Surdoué de l’orchestration, Fleurent-Didier joue de presque tout sur ses disques, fait corps avec un studio-capharnaüm et laisse intelligemment filtrer l’influence cinématographique des Legrand, Morricone ou John Barry sans se sentir pour autant écrasé sous leur poids. La patte bienfaitrice de Stéphane “Alf” Briat (Air, Phoenix) l’a notamment fait sortir de ses habits en soie et satin de vieux garçon en apportant le ressort légèrement funky qui lui faisait défaut auparavant.
Le résultat, en onze vignettes fluides et voluptueuses, doit autant au classicisme français de la chanson baroque qu’à l’euphorie des années French Touch. Sur son label, French Touche (justement), Fleurent-Didier a notamment inventé un concept idéal pour temps de crise (du disque et du reste) : ces fameuses “chansonspoches” qui tiennent sur un CD en forme de carte de crédit.

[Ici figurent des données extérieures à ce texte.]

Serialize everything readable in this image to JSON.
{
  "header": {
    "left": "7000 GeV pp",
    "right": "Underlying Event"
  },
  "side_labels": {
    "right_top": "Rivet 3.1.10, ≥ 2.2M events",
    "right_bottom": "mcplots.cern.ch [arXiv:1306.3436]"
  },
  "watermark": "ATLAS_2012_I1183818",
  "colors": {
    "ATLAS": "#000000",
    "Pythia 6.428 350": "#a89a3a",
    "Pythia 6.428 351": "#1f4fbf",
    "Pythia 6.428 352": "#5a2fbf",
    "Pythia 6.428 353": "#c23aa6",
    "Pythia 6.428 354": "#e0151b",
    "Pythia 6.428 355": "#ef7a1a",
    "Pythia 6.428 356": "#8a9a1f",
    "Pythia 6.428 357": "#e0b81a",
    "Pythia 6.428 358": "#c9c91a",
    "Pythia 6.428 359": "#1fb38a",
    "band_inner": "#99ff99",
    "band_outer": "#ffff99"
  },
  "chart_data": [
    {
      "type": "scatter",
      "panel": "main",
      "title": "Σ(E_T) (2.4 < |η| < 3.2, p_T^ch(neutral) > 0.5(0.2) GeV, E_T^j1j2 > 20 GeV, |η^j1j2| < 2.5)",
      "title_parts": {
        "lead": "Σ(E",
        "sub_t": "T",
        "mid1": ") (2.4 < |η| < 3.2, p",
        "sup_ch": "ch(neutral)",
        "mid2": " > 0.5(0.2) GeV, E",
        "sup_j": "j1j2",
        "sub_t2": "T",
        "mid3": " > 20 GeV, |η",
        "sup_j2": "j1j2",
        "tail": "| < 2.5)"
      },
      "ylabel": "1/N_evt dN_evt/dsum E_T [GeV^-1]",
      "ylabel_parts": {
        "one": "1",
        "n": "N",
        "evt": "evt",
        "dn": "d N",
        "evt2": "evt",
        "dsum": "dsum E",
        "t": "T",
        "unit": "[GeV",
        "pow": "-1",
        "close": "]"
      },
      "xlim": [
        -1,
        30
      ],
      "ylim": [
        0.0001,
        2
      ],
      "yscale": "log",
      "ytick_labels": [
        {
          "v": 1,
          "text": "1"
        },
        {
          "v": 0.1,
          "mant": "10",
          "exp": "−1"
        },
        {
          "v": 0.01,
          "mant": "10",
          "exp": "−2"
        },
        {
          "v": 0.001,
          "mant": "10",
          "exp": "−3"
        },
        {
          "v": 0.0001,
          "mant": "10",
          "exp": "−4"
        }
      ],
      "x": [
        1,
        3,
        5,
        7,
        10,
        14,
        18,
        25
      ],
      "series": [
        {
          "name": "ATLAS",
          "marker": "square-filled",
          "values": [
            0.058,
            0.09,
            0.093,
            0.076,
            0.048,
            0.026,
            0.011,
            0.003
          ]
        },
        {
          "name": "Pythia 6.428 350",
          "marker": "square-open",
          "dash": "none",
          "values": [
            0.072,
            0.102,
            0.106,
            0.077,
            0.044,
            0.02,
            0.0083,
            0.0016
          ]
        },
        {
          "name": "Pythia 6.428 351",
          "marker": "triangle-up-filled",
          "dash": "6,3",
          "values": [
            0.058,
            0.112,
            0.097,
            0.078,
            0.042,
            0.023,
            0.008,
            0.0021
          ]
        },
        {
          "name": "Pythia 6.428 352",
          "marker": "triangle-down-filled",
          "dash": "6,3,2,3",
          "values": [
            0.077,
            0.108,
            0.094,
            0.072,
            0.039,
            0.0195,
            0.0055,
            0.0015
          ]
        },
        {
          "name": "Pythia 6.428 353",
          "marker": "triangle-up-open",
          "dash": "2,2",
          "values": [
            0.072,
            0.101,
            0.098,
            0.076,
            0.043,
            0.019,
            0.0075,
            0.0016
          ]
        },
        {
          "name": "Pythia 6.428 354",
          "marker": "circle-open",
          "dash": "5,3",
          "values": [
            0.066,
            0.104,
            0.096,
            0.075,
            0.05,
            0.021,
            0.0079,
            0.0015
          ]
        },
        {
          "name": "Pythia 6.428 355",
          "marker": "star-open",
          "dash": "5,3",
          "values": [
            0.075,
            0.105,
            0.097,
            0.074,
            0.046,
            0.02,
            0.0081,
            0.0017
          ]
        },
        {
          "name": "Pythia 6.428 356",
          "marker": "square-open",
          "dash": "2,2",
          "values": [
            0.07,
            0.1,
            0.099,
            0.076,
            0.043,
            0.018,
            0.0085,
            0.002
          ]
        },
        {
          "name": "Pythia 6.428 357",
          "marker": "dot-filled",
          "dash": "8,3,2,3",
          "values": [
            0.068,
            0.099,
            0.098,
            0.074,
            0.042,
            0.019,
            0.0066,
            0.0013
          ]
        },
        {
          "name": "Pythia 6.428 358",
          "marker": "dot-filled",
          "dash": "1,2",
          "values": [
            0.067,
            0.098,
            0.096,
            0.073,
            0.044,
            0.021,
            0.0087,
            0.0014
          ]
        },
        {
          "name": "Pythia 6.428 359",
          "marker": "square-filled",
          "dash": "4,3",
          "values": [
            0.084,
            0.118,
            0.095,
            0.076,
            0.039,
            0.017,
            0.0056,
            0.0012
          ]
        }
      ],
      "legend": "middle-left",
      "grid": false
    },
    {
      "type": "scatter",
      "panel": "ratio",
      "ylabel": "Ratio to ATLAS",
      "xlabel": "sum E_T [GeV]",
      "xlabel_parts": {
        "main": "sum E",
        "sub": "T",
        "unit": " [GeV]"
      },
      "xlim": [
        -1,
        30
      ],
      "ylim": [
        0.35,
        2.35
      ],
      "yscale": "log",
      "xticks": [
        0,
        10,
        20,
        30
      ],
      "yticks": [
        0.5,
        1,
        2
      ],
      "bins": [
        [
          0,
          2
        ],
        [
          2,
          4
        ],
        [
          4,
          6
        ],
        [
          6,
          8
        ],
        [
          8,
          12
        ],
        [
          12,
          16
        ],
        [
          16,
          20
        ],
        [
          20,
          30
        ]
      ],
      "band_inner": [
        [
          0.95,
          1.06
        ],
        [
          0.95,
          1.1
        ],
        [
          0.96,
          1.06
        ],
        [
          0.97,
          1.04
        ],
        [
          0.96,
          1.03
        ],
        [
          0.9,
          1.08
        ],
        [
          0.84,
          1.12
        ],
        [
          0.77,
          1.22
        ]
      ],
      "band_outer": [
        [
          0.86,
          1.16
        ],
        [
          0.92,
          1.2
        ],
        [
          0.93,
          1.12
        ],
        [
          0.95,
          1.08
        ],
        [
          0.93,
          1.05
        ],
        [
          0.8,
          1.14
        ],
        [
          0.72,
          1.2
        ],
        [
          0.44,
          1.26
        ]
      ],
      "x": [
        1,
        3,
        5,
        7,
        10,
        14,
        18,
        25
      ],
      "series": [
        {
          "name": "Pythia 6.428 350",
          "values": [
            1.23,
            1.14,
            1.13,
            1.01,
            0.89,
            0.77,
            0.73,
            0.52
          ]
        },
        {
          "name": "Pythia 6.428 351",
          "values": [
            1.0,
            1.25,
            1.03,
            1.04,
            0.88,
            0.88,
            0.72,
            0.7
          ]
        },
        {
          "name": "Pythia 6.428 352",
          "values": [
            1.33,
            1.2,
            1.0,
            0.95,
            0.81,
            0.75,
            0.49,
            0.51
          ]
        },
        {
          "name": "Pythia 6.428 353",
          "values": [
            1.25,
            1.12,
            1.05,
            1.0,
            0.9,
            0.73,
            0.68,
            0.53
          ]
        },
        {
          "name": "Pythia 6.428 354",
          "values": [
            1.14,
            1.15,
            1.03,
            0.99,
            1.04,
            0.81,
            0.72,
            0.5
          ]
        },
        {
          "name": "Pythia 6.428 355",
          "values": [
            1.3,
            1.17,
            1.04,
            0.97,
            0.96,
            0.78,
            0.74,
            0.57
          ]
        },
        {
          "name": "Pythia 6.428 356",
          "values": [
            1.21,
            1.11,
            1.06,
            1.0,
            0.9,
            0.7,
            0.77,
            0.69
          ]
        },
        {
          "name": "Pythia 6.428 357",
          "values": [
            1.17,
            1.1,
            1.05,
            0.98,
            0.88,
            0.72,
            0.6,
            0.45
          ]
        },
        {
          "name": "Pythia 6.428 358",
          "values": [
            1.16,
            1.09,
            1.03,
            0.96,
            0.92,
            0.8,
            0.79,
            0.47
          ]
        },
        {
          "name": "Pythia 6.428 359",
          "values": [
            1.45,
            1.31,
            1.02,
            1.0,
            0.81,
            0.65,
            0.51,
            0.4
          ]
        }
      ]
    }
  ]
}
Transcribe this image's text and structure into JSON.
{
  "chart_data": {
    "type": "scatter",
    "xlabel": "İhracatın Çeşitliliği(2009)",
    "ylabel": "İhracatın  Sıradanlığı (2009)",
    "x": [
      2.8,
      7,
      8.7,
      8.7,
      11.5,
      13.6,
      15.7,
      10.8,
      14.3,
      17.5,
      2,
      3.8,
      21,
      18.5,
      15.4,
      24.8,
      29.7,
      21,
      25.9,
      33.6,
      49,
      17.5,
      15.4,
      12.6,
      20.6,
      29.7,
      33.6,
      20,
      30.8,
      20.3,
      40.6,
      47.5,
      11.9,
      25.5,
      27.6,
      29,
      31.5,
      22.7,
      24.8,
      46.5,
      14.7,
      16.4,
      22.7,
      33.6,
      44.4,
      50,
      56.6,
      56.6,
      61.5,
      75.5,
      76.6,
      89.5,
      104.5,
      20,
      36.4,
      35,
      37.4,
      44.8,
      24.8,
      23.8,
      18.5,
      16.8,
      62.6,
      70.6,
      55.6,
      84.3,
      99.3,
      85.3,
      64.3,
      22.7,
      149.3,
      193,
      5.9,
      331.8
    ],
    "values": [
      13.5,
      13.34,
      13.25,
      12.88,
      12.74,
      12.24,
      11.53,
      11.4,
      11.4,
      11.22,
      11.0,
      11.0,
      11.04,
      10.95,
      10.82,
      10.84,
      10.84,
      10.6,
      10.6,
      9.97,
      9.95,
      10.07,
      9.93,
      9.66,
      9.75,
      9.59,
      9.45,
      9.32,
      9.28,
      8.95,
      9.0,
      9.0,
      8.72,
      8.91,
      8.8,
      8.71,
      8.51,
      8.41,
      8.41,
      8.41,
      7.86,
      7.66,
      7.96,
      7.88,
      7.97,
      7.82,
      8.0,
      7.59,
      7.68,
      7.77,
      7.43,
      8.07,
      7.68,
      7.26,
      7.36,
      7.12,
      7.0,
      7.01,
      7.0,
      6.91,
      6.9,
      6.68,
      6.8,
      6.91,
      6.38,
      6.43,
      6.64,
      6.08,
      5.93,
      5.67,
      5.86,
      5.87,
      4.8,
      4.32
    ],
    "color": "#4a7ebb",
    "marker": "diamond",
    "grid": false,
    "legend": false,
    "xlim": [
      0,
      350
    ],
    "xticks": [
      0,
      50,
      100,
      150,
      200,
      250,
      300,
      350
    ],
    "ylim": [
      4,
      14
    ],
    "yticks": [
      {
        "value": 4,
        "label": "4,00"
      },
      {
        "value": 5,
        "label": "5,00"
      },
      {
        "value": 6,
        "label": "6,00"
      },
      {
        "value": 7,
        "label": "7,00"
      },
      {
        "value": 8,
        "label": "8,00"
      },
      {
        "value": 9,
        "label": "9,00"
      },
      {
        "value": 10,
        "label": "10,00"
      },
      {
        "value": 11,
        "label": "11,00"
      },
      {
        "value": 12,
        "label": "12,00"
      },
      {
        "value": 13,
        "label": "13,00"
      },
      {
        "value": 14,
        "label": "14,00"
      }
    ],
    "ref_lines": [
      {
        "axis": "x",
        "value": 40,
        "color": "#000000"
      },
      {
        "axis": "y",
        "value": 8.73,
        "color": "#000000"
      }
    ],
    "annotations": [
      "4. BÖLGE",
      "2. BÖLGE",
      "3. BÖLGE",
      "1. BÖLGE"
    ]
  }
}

L’une d’entre elles, qui a vaguement fait sa renommée il y a cinq ans, mettait en musique le discours de Dominique de Villepin à l’ONU. En 1998, son premier fait d’armes, Chansons françaises, était sorti sous un nom aussi sexy qu’un bénitier, Notre-Dame. Un raccourci, rapide, pourrait faire passer AFD pour un jeune UMP sans complexe, alors que la politique semble être la seule chose – avec l’odeur des filles pendant l’amour (L’Origine du monde) – qui parvienne à le déboussoler.
La Reproduction approfondit et affine son Portrait du jeune homme en artiste, titre d’un prometteur premier album solo paru en 2003. Là, il aspirait déjà à Vivre autrement avec des accents à la Ferré réformés par la pop anglaise. Sur cette esquisse fort louable, il se lamentait sur son sort (Mon disque dort) et rêvait, goguenard, d’“une interview dans Les Inrocks” (Rock critique).
Fleurent-Didier, après le coup de semonce de France Culture, termine son disque par un Si on se dit pas tout tendrement adressé à son paternel, sans un gramme de sensiblerie mais avec une sensibilité qui émeut aux larmes. La Reproduction, pour cette coda magnifique comme pour tout ce qui le précède, se donne comme un acte important, le premier de la décennie.